Hampton v. Sandy Cowen Agency, Inc.

739 P.2d 1331 | Ariz. Ct. App. | 1987

154 Ariz. 14 (1987)
739 P.2d 1331

Brian A. HAMPTON, Plaintiff/Appellee,
v.
SANDY COWEN AGENCY, INC., Defendant/Appellant.

No. 2 CA-CV 5957.

Court of Appeals of Arizona, Division 2, Department B.

March 5, 1987.
Review Denied July 14, 1987.

*15 Roger A. McKee, Phoenix, for plaintiff/appellee.

Beus, Gilbert, Wake & Morrill by Neil Vincent Wake and Paula S. Bickett, Phoenix, for defendant/appellant.

OPINION

LIVERMORE, Presiding Judge.

On September 24, 1984, appellee, Brian Hampton, entered into an employment contract with appellant, Sandy Cowen Agency, Inc. One term of that contract provided that if Hampton's employment was terminated, he would receive three months' severance pay. In March 1985 he was terminated without severance pay. He then brought a breach of contract action. At this point, appellant learned for the first time of what it believed to be material misrepresentations made by Hampton at the time of employment. It sought, on this basis, to rescind its contract with Hampton. It appeals from a summary judgment against it on the rescission defense and in favor of Hampton on the contract claim. We reverse.

The misrepresentations alleged are that Hampton failed to list on his resume his recent employment with a Phoenix company (he was fired after two months) and that he was accustomed to making between $40,000 and $50,000 a year (his income tax returns showed income substantially below that). Appellee argued below, alternatively, that any such misrepresentations were immaterial and that, in any event, they could not defeat his contract action because they were not known to appellant at the time the contract was breached.[1]

Hampton's resume stated that from 1978 to present he had been self-employed. Appellant contemplated hiring him to develop new business for the agency. In this context, we believe both alleged misrepresentations could be material. By saying he was self-employed from 1978 to 1984, Hampton misled appellant into believing that he had not been employed by others. He thus prevented her from learning of the bad opinion one employer had of him. A primary purpose of a resume is to learn of prior employment so that the opinions of those employers can be canvassed. With respect to his claimed earnings, such a claim by a self-employed person directly relates to his ability to garner business, the very purpose for which appellant wished to hire him. We find almost incomprehensible the assertion that had appellee told the truth — "In my last employment I was fired five months ago after being employed for two months and I have averaged earnings of $10,000 a year being self-employed" — appellant nonetheless as a matter of law would have hired him at a base salary of *16 $36,000 a year. See Restatement (Second) of Contracts § 164 (1979).

With respect to the argument that appellant cannot now assert a claim for rescission because the grounds for it were not known at the time of the breach, we believe it fully answered by Restatement (Second) of Contracts § 385 (1979). Comment (a) states that one has no duty to perform a contract that he has the power to avoid "even if he is ignorant of his power of avoidance and believes that his refusal or failure is a breach."

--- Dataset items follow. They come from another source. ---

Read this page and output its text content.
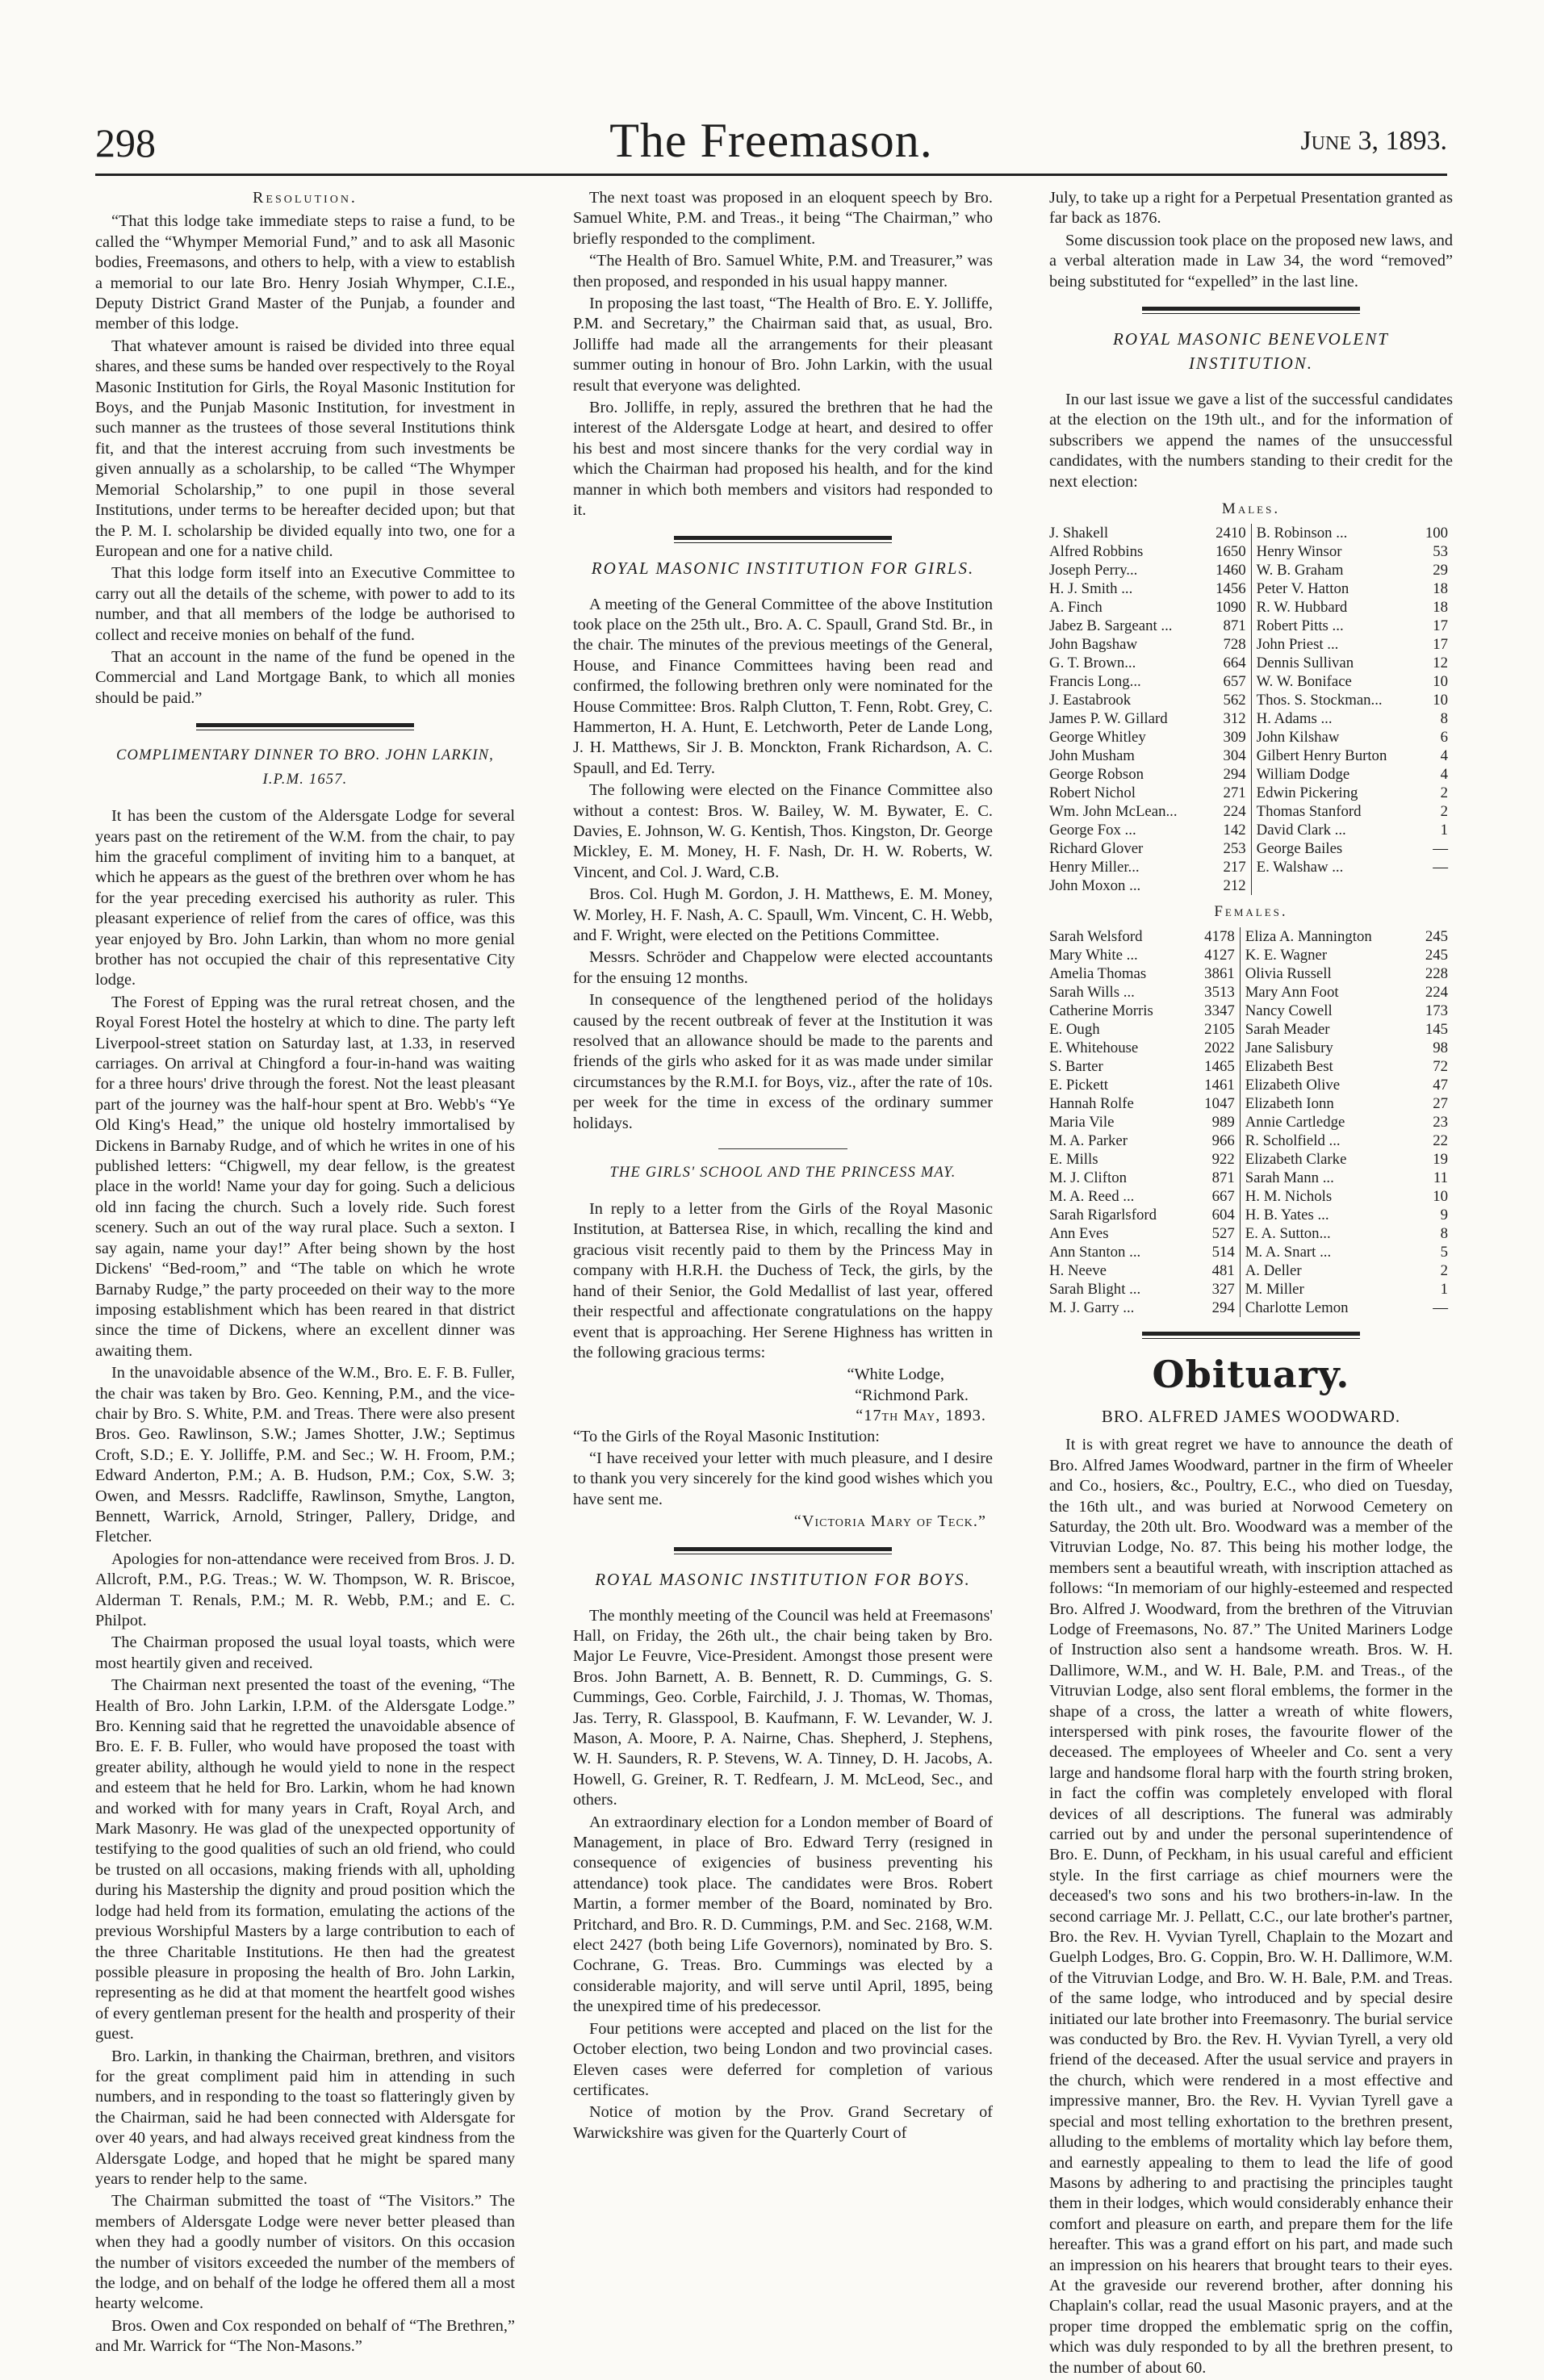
298	The Freemason.	June 3, 1893.
Resolution.

“That this lodge take immediate steps to raise a fund, to be called the “Whymper Memorial Fund,” and to ask all Masonic bodies, Freemasons, and others to help, with a view to establish a memorial to our late Bro. Henry Josiah Whymper, C.I.E., Deputy District Grand Master of the Punjab, a founder and member of this lodge.

That whatever amount is raised be divided into three equal shares, and these sums be handed over respectively to the Royal Masonic Institution for Girls, the Royal Masonic Institution for Boys, and the Punjab Masonic Institution, for investment in such manner as the trustees of those several Institutions think fit, and that the interest accruing from such investments be given annually as a scholarship, to be called “The Whymper Memorial Scholarship,” to one pupil in those several Institutions, under terms to be hereafter decided upon; but that the P. M. I. scholarship be divided equally into two, one for a European and one for a native child.

That this lodge form itself into an Executive Committee to carry out all the details of the scheme, with power to add to its number, and that all members of the lodge be authorised to collect and receive monies on behalf of the fund.

That an account in the name of the fund be opened in the Commercial and Land Mortgage Bank, to which all monies should be paid.”

COMPLIMENTARY DINNER TO BRO. JOHN LARKIN, I.P.M. 1657.

It has been the custom of the Aldersgate Lodge for several years past on the retirement of the W.M. from the chair, to pay him the graceful compliment of inviting him to a banquet, at which he appears as the guest of the brethren over whom he has for the year preceding exercised his authority as ruler. This pleasant experience of relief from the cares of office, was this year enjoyed by Bro. John Larkin, than whom no more genial brother has not occupied the chair of this representative City lodge.

The Forest of Epping was the rural retreat chosen, and the Royal Forest Hotel the hostelry at which to dine. The party left Liverpool-street station on Saturday last, at 1.33, in reserved carriages. On arrival at Chingford a four-in-hand was waiting for a three hours' drive through the forest. Not the least pleasant part of the journey was the half-hour spent at Bro. Webb's “Ye Old King's Head,” the unique old hostelry immortalised by Dickens in Barnaby Rudge, and of which he writes in one of his published letters: “Chigwell, my dear fellow, is the greatest place in the world! Name your day for going. Such a delicious old inn facing the church. Such a lovely ride. Such forest scenery. Such an out of the way rural place. Such a sexton. I say again, name your day!” After being shown by the host Dickens' “Bed-room,” and “The table on which he wrote Barnaby Rudge,” the party proceeded on their way to the more imposing establishment which has been reared in that district since the time of Dickens, where an excellent dinner was awaiting them.

In the unavoidable absence of the W.M., Bro. E. F. B. Fuller, the chair was taken by Bro. Geo. Kenning, P.M., and the vice-chair by Bro. S. White, P.M. and Treas. There were also present Bros. Geo. Rawlinson, S.W.; James Shotter, J.W.; Septimus Croft, S.D.; E. Y. Jolliffe, P.M. and Sec.; W. H. Froom, P.M.; Edward Anderton, P.M.; A. B. Hudson, P.M.; Cox, S.W. 3; Owen, and Messrs. Radcliffe, Rawlinson, Smythe, Langton, Bennett, Warrick, Arnold, Stringer, Pallery, Dridge, and Fletcher.

Apologies for non-attendance were received from Bros. J. D. Allcroft, P.M., P.G. Treas.; W. W. Thompson, W. R. Briscoe, Alderman T. Renals, P.M.; M. R. Webb, P.M.; and E. C. Philpot.

The Chairman proposed the usual loyal toasts, which were most heartily given and received.

The Chairman next presented the toast of the evening, “The Health of Bro. John Larkin, I.P.M. of the Aldersgate Lodge.” Bro. Kenning said that he regretted the unavoidable absence of Bro. E. F. B. Fuller, who would have proposed the toast with greater ability, although he would yield to none in the respect and esteem that he held for Bro. Larkin, whom he had known and worked with for many years in Craft, Royal Arch, and Mark Masonry. He was glad of the unexpected opportunity of testifying to the good qualities of such an old friend, who could be trusted on all occasions, making friends with all, upholding during his Mastership the dignity and proud position which the lodge had held from its formation, emulating the actions of the previous Worshipful Masters by a large contribution to each of the three Charitable Institutions. He then had the greatest possible pleasure in proposing the health of Bro. John Larkin, representing as he did at that moment the heartfelt good wishes of every gentleman present for the health and prosperity of their guest.

Bro. Larkin, in thanking the Chairman, brethren, and visitors for the great compliment paid him in attending in such numbers, and in responding to the toast so flatteringly given by the Chairman, said he had been connected with Aldersgate for over 40 years, and had always received great kindness from the Aldersgate Lodge, and hoped that he might be spared many years to render help to the same.

The Chairman submitted the toast of “The Visitors.” The members of Aldersgate Lodge were never better pleased than when they had a goodly number of visitors. On this occasion the number of visitors exceeded the number of the members of the lodge, and on behalf of the lodge he offered them all a most hearty welcome.

Bros. Owen and Cox responded on behalf of “The Brethren,” and Mr. Warrick for “The Non-Masons.”

The next toast was proposed in an eloquent speech by Bro. Samuel White, P.M. and Treas., it being “The Chairman,” who briefly responded to the compliment.

“The Health of Bro. Samuel White, P.M. and Treasurer,” was then proposed, and responded in his usual happy manner.

In proposing the last toast, “The Health of Bro. E. Y. Jolliffe, P.M. and Secretary,” the Chairman said that, as usual, Bro. Jolliffe had made all the arrangements for their pleasant summer outing in honour of Bro. John Larkin, with the usual result that everyone was delighted.

Bro. Jolliffe, in reply, assured the brethren that he had the interest of the Aldersgate Lodge at heart, and desired to offer his best and most sincere thanks for the very cordial way in which the Chairman had proposed his health, and for the kind manner in which both members and visitors had responded to it.

ROYAL MASONIC INSTITUTION FOR GIRLS.

A meeting of the General Committee of the above Institution took place on the 25th ult., Bro. A. C. Spaull, Grand Std. Br., in the chair. The minutes of the previous meetings of the General, House, and Finance Committees having been read and confirmed, the following brethren only were nominated for the House Committee: Bros. Ralph Clutton, T. Fenn, Robt. Grey, C. Hammerton, H. A. Hunt, E. Letchworth, Peter de Lande Long, J. H. Matthews, Sir J. B. Monckton, Frank Richardson, A. C. Spaull, and Ed. Terry.

The following were elected on the Finance Committee also without a contest: Bros. W. Bailey, W. M. Bywater, E. C. Davies, E. Johnson, W. G. Kentish, Thos. Kingston, Dr. George Mickley, E. M. Money, H. F. Nash, Dr. H. W. Roberts, W. Vincent, and Col. J. Ward, C.B.

Bros. Col. Hugh M. Gordon, J. H. Matthews, E. M. Money, W. Morley, H. F. Nash, A. C. Spaull, Wm. Vincent, C. H. Webb, and F. Wright, were elected on the Petitions Committee.

Messrs. Schröder and Chappelow were elected accountants for the ensuing 12 months.

In consequence of the lengthened period of the holidays caused by the recent outbreak of fever at the Institution it was resolved that an allowance should be made to the parents and friends of the girls who asked for it as was made under similar circumstances by the R.M.I. for Boys, viz., after the rate of 10s. per week for the time in excess of the ordinary summer holidays.

THE GIRLS' SCHOOL AND THE PRINCESS MAY.

In reply to a letter from the Girls of the Royal Masonic Institution, at Battersea Rise, in which, recalling the kind and gracious visit recently paid to them by the Princess May in company with H.R.H. the Duchess of Teck, the girls, by the hand of their Senior, the Gold Medallist of last year, offered their respectful and affectionate congratulations on the happy event that is approaching. Her Serene Highness has written in the following gracious terms:

“White Lodge,
“Richmond Park.
“17th May, 1893.

“To the Girls of the Royal Masonic Institution:

“I have received your letter with much pleasure, and I desire to thank you very sincerely for the kind good wishes which you have sent me.

“Victoria Mary of Teck.”
ROYAL MASONIC INSTITUTION FOR BOYS.

The monthly meeting of the Council was held at Freemasons' Hall, on Friday, the 26th ult., the chair being taken by Bro. Major Le Feuvre, Vice-President. Amongst those present were Bros. John Barnett, A. B. Bennett, R. D. Cummings, G. S. Cummings, Geo. Corble, Fairchild, J. J. Thomas, W. Thomas, Jas. Terry, R. Glasspool, B. Kaufmann, F. W. Levander, W. J. Mason, A. Moore, P. A. Nairne, Chas. Shepherd, J. Stephens, W. H. Saunders, R. P. Stevens, W. A. Tinney, D. H. Jacobs, A. Howell, G. Greiner, R. T. Redfearn, J. M. McLeod, Sec., and others.

An extraordinary election for a London member of Board of Management, in place of Bro. Edward Terry (resigned in consequence of exigencies of business preventing his attendance) took place. The candidates were Bros. Robert Martin, a former member of the Board, nominated by Bro. Pritchard, and Bro. R. D. Cummings, P.M. and Sec. 2168, W.M. elect 2427 (both being Life Governors), nominated by Bro. S. Cochrane, G. Treas. Bro. Cummings was elected by a considerable majority, and will serve until April, 1895, being the unexpired time of his predecessor.

Four petitions were accepted and placed on the list for the October election, two being London and two provincial cases. Eleven cases were deferred for completion of various certificates.

Notice of motion by the Prov. Grand Secretary of Warwickshire was given for the Quarterly Court of

July, to take up a right for a Perpetual Presentation granted as far back as 1876.

Some discussion took place on the proposed new laws, and a verbal alteration made in Law 34, the word “removed” being substituted for “expelled” in the last line.

ROYAL MASONIC BENEVOLENT INSTITUTION.

In our last issue we gave a list of the successful candidates at the election on the 19th ult., and for the information of subscribers we append the names of the unsuccessful candidates, with the numbers standing to their credit for the next election:

Males.
J. Shakell	2410	B. Robinson ...	100
Alfred Robbins	1650	Henry Winsor	53
Joseph Perry...	1460	W. B. Graham	29
H. J. Smith ...	1456	Peter V. Hatton	18
A. Finch	1090	R. W. Hubbard	18
Jabez B. Sargeant ...	871	Robert Pitts ...	17
John Bagshaw	728	John Priest ...	17
G. T. Brown...	664	Dennis Sullivan	12
Francis Long...	657	W. W. Boniface	10
J. Eastabrook	562	Thos. S. Stockman...	10
James P. W. Gillard	312	H. Adams ...	8
George Whitley	309	John Kilshaw	6
John Musham	304	Gilbert Henry Burton	4
George Robson	294	William Dodge	4
Robert Nichol	271	Edwin Pickering	2
Wm. John McLean...	224	Thomas Stanford	2
George Fox ...	142	David Clark ...	1
Richard Glover	253	George Bailes	—
Henry Miller...	217	E. Walshaw ...	—
John Moxon ...	212		
Females.
Sarah Welsford	4178	Eliza A. Mannington	245
Mary White ...	4127	K. E. Wagner	245
Amelia Thomas	3861	Olivia Russell	228
Sarah Wills ...	3513	Mary Ann Foot	224
Catherine Morris	3347	Nancy Cowell	173
E. Ough	2105	Sarah Meader	145
E. Whitehouse	2022	Jane Salisbury	98
S. Barter	1465	Elizabeth Best	72
E. Pickett	1461	Elizabeth Olive	47
Hannah Rolfe	1047	Elizabeth Ionn	27
Maria Vile	989	Annie Cartledge	23
M. A. Parker	966	R. Scholfield ...	22
E. Mills	922	Elizabeth Clarke	19
M. J. Clifton	871	Sarah Mann ...	11
M. A. Reed ...	667	H. M. Nichols	10
Sarah Rigarlsford	604	H. B. Yates ...	9
Ann Eves	527	E. A. Sutton...	8
Ann Stanton ...	514	M. A. Snart ...	5
H. Neeve	481	A. Deller	2
Sarah Blight ...	327	M. Miller	1
M. J. Garry ...	294	Charlotte Lemon	—
Obituary.
BRO. ALFRED JAMES WOODWARD.

It is with great regret we have to announce the death of Bro. Alfred James Woodward, partner in the firm of Wheeler and Co., hosiers, &c., Poultry, E.C., who died on Tuesday, the 16th ult., and was buried at Norwood Cemetery on Saturday, the 20th ult. Bro. Woodward was a member of the Vitruvian Lodge, No. 87. This being his mother lodge, the members sent a beautiful wreath, with inscription attached as follows: “In memoriam of our highly-esteemed and respected Bro. Alfred J. Woodward, from the brethren of the Vitruvian Lodge of Freemasons, No. 87.” The United Mariners Lodge of Instruction also sent a handsome wreath. Bros. W. H. Dallimore, W.M., and W. H. Bale, P.M. and Treas., of the Vitruvian Lodge, also sent floral emblems, the former in the shape of a cross, the latter a wreath of white flowers, interspersed with pink roses, the favourite flower of the deceased. The employees of Wheeler and Co. sent a very large and handsome floral harp with the fourth string broken, in fact the coffin was completely enveloped with floral devices of all descriptions. The funeral was admirably carried out by and under the personal superintendence of Bro. E. Dunn, of Peckham, in his usual careful and efficient style. In the first carriage as chief mourners were the deceased's two sons and his two brothers-in-law. In the second carriage Mr. J. Pellatt, C.C., our late brother's partner, Bro. the Rev. H. Vyvian Tyrell, Chaplain to the Mozart and Guelph Lodges, Bro. G. Coppin, Bro. W. H. Dallimore, W.M. of the Vitruvian Lodge, and Bro. W. H. Bale, P.M. and Treas. of the same lodge, who introduced and by special desire initiated our late brother into Freemasonry. The burial service was conducted by Bro. the Rev. H. Vyvian Tyrell, a very old friend of the deceased. After the usual service and prayers in the church, which were rendered in a most effective and impressive manner, Bro. the Rev. H. Vyvian Tyrell gave a special and most telling exhortation to the brethren present, alluding to the emblems of mortality which lay before them, and earnestly appealing to them to lead the life of good Masons by adhering to and practising the principles taught them in their lodges, which would considerably enhance their comfort and pleasure on earth, and prepare them for the life hereafter. This was a grand effort on his part, and made such an impression on his hearers that brought tears to their eyes. At the graveside our reverend brother, after donning his Chaplain's collar, read the usual Masonic prayers, and at the proper time dropped the emblematic sprig on the coffin, which was duly responded to by all the brethren present, to the number of about 60.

The judgment is reversed and the matter remanded for trial of the claim and defense. Any claim for attorneys' fees on appeal may be asserted at the termination of the case in trial court.

HATHAWAY and LACAGNINA, JJ., concur.

NOTES

[1] Because not raised below we do not reach appellee's claim that his income tax records were not properly authenticated so as to establish the falsity of his claimed prior earnings.